I have videos of rats in some of the bagged lunches they are serving during the strike. I have pictures of the food — I want to stress this — there is a federal ruling saying they’re supposed to get three meals a day, two of those being hot. And they’re serving them two bagged lunches or two tray lunches that are not hot.
Could you talk about the specific power of incarcerated people withholding their labor? How integral is unpaid incarcerated labor to keeping prisons operating?
Basically, the inmate population is who keeps the prison running and functioning. [License plate] tags in the state of Alabama are made through a factory of prison workers. They have a furniture plant, where they build high-end furniture and the state profits off that. They have a sewing plant, where they make all of the clothing that the Department of Corrections’ incarcerated citizens wear. They do all the cooking, the laundry, the yard maintenance, road work. They work out in hotels, restaurants and government buildings. Without them, you know, they’re struggling to even feed the inmate population properly.
They put out a press release saying that the reason why they’re not being fed properly is because the inmates refuse to work. But that is not the burden of the inmates. It is the burden of the state and the commissioner and the Department of Corrections.
Do you have any sense of the impact the strike is having so far? You already mentioned the inability to properly feed people, but have you heard of any other consequences?
They have not been able to provide laundry services. So their laundry has not been done in over 11 days. They have not been able to provide proper medical treatment because they are already short-staffed and they’re not able to escort the inmates back and forth to medical or sick call. They’re just not able to function to the capacity that they’re supposed to be functioning without the inmate population. Even the trash, there’s trash everywhere. They have not passed out hygiene as they should. Pretty much everything has been impacted.
Is there anything I did not ask you about the strike that you think I should be asking?

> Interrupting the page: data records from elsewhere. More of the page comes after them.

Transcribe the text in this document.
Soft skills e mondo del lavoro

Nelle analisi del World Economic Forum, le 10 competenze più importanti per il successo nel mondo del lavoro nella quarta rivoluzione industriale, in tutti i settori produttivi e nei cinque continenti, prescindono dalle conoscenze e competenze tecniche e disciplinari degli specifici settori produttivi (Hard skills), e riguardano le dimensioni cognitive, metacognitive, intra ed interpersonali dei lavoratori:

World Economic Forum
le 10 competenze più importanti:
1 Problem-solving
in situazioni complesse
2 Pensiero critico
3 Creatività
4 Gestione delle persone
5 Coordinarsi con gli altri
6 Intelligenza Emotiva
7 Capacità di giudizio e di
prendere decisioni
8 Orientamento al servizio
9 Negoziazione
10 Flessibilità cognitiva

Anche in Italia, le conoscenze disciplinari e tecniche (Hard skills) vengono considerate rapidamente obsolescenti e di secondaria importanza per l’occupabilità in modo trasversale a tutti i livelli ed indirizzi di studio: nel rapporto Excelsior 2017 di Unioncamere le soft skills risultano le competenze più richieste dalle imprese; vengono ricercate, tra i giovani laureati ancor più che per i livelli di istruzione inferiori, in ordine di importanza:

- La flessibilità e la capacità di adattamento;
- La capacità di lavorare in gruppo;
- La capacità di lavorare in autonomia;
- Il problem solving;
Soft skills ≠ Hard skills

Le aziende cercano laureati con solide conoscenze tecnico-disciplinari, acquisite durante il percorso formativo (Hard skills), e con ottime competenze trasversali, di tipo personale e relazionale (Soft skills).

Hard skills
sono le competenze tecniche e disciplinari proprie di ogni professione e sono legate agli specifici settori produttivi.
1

Well, I would like to say, the governor[’s office] put out a press release out saying that our demands are unreasonable. And they only can be met by legislative changes. Our demands are not unreasonable. And yes, some of them have to go through legislation. However, the governor has the ability to call a special session. Actually, some of these were on the board in the regular session and she just completely overlooked them. Legislators did not get to them. And she did not call a special session to try to attack some of these issues — like the habitual offender law.
How can she say that our demands are unreasonable when she has not sat down with the people, the citizens, to allow us the opportunity to explain the demands that we’re proposing? Instead she just calls them unreasonable off the top. She’s never given us the opportunity to sit down and explain what it is we’re asking for.